La espiral de la libreta

Las ‘locas’ de las palas, las que buscan fantasmas

Olga Merino

Olga Merino

Hace unos días, me sobrecogió un titular de prensa: La policía mexicana encuentra 45 bolsas con restos humanos. Di un respingo porque justo la víspera del hallazgo, en un barranco, me encontraba en esa localidad, en ese mismo suburbio: Zapopan, a las afueras de Guadalajara. El horror es directamente proporcional a la cercanía. Pero las noticias se solapan tan deprisa que las olvidas, a menos que el azar o la curiosidad te arrastren a tirar del hilo y descubrir que en México las cifras oficiales ya sitúan en 110.000 el número de personas desaparecidas, mayormente en la guerra contra el narcotráfico.
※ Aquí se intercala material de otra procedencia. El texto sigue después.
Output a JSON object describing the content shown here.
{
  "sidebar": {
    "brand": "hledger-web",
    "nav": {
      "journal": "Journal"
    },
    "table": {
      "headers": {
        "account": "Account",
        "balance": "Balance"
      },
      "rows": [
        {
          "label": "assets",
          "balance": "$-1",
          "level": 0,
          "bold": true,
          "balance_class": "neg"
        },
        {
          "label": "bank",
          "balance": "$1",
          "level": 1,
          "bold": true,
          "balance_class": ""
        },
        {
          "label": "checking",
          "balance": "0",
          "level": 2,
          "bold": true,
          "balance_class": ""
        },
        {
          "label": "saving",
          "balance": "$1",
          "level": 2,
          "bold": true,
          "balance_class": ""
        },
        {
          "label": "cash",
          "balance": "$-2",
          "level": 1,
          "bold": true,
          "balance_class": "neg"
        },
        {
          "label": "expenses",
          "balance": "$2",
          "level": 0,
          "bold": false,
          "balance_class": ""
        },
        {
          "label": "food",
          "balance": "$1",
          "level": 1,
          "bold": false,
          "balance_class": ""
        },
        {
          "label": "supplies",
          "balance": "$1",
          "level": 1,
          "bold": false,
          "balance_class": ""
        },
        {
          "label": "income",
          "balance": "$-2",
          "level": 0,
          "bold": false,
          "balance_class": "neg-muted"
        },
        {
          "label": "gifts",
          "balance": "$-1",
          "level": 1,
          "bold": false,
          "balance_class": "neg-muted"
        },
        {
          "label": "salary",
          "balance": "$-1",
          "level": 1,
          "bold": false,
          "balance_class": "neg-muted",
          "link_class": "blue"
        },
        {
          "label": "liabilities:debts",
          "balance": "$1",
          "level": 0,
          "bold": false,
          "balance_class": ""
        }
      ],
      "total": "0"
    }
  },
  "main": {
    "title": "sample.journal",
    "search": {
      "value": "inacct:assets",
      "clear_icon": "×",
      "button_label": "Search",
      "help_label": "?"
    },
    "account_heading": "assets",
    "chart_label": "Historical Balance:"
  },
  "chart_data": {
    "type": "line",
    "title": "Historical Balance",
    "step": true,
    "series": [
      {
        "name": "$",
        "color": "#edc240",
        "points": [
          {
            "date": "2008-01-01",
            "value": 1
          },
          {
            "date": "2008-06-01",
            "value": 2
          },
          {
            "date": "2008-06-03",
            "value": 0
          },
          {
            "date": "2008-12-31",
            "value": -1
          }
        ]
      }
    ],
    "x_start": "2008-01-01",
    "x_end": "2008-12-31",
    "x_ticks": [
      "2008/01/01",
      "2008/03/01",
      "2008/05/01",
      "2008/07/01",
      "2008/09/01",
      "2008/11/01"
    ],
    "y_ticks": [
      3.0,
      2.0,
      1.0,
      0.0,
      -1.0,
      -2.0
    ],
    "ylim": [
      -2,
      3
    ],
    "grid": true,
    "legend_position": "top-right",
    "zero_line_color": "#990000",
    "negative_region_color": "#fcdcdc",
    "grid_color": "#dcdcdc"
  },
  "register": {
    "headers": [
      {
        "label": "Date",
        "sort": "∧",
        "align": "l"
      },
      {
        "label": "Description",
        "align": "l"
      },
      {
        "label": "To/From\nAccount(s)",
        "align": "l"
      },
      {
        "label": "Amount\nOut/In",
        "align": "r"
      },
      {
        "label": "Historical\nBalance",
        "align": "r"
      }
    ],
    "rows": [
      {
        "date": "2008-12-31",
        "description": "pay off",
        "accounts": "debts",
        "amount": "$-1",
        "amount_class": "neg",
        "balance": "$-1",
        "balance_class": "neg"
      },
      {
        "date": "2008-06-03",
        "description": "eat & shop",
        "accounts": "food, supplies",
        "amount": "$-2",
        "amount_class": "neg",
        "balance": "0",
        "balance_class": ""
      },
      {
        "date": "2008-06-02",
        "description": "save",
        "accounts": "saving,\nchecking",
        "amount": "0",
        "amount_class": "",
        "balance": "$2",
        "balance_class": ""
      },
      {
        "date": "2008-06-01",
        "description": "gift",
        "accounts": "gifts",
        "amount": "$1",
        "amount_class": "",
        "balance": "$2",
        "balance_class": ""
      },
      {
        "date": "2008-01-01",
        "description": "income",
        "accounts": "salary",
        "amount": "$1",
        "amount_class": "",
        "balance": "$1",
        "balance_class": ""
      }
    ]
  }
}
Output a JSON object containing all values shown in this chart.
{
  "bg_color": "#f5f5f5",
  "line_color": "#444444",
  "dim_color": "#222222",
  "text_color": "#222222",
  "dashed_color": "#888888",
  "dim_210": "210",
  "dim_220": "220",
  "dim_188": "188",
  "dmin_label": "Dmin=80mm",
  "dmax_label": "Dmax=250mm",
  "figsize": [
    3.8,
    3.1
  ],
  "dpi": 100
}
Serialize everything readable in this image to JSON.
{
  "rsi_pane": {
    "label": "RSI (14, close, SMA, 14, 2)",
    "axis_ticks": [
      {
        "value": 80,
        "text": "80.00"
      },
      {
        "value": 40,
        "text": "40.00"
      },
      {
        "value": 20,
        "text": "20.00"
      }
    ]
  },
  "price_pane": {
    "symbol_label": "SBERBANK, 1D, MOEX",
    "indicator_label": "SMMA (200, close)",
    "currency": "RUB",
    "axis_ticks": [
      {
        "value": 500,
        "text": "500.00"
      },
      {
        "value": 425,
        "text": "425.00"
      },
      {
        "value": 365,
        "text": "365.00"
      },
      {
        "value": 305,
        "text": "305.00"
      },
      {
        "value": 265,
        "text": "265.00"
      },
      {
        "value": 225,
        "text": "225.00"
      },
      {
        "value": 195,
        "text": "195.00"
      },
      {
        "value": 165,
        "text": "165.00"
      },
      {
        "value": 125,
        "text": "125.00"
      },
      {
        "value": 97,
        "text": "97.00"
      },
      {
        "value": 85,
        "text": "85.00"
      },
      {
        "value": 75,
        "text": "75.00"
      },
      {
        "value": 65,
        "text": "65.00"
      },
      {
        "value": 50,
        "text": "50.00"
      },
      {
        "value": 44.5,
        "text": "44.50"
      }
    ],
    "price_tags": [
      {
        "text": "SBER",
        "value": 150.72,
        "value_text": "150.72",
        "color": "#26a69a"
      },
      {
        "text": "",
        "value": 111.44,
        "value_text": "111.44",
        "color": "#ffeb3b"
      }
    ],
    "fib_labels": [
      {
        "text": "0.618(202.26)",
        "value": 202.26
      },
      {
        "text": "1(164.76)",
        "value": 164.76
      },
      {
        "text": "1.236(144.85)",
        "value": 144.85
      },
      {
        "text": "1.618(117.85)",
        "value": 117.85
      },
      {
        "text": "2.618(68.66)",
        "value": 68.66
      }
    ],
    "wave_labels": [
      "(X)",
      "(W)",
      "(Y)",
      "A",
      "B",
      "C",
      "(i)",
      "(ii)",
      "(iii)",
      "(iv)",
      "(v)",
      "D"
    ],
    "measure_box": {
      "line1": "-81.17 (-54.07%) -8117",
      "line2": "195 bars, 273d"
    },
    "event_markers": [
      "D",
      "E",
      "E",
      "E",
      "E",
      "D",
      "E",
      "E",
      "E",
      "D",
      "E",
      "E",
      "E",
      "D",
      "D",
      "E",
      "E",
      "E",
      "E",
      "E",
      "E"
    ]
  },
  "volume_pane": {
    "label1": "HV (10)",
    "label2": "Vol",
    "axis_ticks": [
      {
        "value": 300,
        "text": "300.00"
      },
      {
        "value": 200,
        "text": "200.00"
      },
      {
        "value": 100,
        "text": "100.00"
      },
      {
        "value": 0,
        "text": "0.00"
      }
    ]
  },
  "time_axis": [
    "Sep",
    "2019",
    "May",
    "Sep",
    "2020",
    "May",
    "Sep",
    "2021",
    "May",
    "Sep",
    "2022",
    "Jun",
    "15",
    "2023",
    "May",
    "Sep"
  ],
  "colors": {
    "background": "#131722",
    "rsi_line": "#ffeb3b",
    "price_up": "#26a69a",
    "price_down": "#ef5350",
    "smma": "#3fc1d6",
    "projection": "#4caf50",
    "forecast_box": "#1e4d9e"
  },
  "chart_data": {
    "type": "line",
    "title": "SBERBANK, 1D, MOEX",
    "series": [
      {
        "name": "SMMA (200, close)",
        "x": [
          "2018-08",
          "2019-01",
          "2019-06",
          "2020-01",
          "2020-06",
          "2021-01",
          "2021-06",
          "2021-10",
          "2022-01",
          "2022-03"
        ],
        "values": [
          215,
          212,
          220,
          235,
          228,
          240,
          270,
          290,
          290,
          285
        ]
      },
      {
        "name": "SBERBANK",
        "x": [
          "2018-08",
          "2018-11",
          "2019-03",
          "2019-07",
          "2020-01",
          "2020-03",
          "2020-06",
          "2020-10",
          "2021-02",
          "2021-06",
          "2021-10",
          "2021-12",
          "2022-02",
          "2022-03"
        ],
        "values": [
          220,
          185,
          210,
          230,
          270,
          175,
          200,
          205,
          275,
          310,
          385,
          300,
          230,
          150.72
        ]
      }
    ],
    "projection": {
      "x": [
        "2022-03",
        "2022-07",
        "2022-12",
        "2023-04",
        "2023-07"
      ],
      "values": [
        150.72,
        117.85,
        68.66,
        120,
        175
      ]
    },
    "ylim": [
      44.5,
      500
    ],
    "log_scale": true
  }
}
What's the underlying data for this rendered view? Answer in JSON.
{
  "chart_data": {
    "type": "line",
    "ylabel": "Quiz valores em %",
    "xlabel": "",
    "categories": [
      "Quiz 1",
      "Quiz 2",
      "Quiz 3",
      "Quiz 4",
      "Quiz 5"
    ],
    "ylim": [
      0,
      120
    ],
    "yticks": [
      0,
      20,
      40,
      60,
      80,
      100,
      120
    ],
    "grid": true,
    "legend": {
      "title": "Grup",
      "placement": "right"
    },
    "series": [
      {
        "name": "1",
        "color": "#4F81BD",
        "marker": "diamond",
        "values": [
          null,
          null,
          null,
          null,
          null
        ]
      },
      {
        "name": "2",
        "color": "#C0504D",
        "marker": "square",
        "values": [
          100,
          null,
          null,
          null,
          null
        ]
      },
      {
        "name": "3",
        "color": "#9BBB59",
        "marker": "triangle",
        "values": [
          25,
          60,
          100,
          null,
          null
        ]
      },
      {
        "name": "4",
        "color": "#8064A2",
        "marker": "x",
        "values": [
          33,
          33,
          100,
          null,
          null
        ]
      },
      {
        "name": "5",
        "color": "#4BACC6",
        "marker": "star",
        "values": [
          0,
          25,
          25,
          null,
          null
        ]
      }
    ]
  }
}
También por feminicidio y trata de blancas.

Desaparecen testigos incómodos, periodistas, gente que pasaba por ahí, quien se niega a colaborar, muchachos pobres secuestrados con el fin de forzarlos a trabajar para el crimen organizado. En México, la vertical del Estado se desmoronó. En junio de 2019, el presidente López Obrador se vio obligado a crear la polémica guardia nacional para sustituir a las policías locales, muy infiltradas por el narco. O sea, puso en manos del Ejército la batalla contra los cárteles de Sinaloa y Jalisco, que controlan el tráfico de cocaína, fentanilo y metanfetaminas hacia Estados Unidos.

El sumidero del olvido

Tener un desaparecido en la familia te revienta la cabeza. Te carcome por dentro hasta que el paso del tiempo narcotiza la angustia y ayuda a que asumas la muerte aun cuando nadie te haya entregado un cadáver. Por fortuna, la literatura acompaña en las tragedias, las asienta, hace que de alguna manera no se las trague el sumidero del olvido.

En estos años, han aparecido numerosas obras sobre el drama de los desaparecidos en México, entre ellas las ultimísimas Silencio, un poemario de Clyo Mendoza (“la búsqueda de personas desaparecidas es la persecución de un fantasma”), y Las rastreadoras, una investigación de Tania del Río sobre las mujeres sabueso que peinan caminos, desmontes, sembradíos, morgues, vertederos y casas abandonadas. Sin ayuda de nadie, apenas si de la Fiscalía del Estado, amenazadas, a riesgo y ventura de perder el propio pellejo en las batidas.

Madres, esposas, hijas y hermanas que han aprendido a hundir pértigas o varas largas en la tierra para olisquearlas luego, como perras de caza, y si detectan el tufo a sangraza, a sangre corrompida, entonces excavan. Así les sucedió en Miravalle Mazatlán (Sinaloa), en una zona pantanosa: “El lodo incluso se tornaba de color rojo y la fetidez carroñera agitó los ánimos de todos. Nunca había visto a la tierra supurar sangre”. Habían descubierto una fosa clandestina con 21 cuerpos, hombres y mujeres.

Las locas de las palas, las llaman. Como las madres de la plaza de Mayo. Antígonas que pretenden dignificar a sus muertos.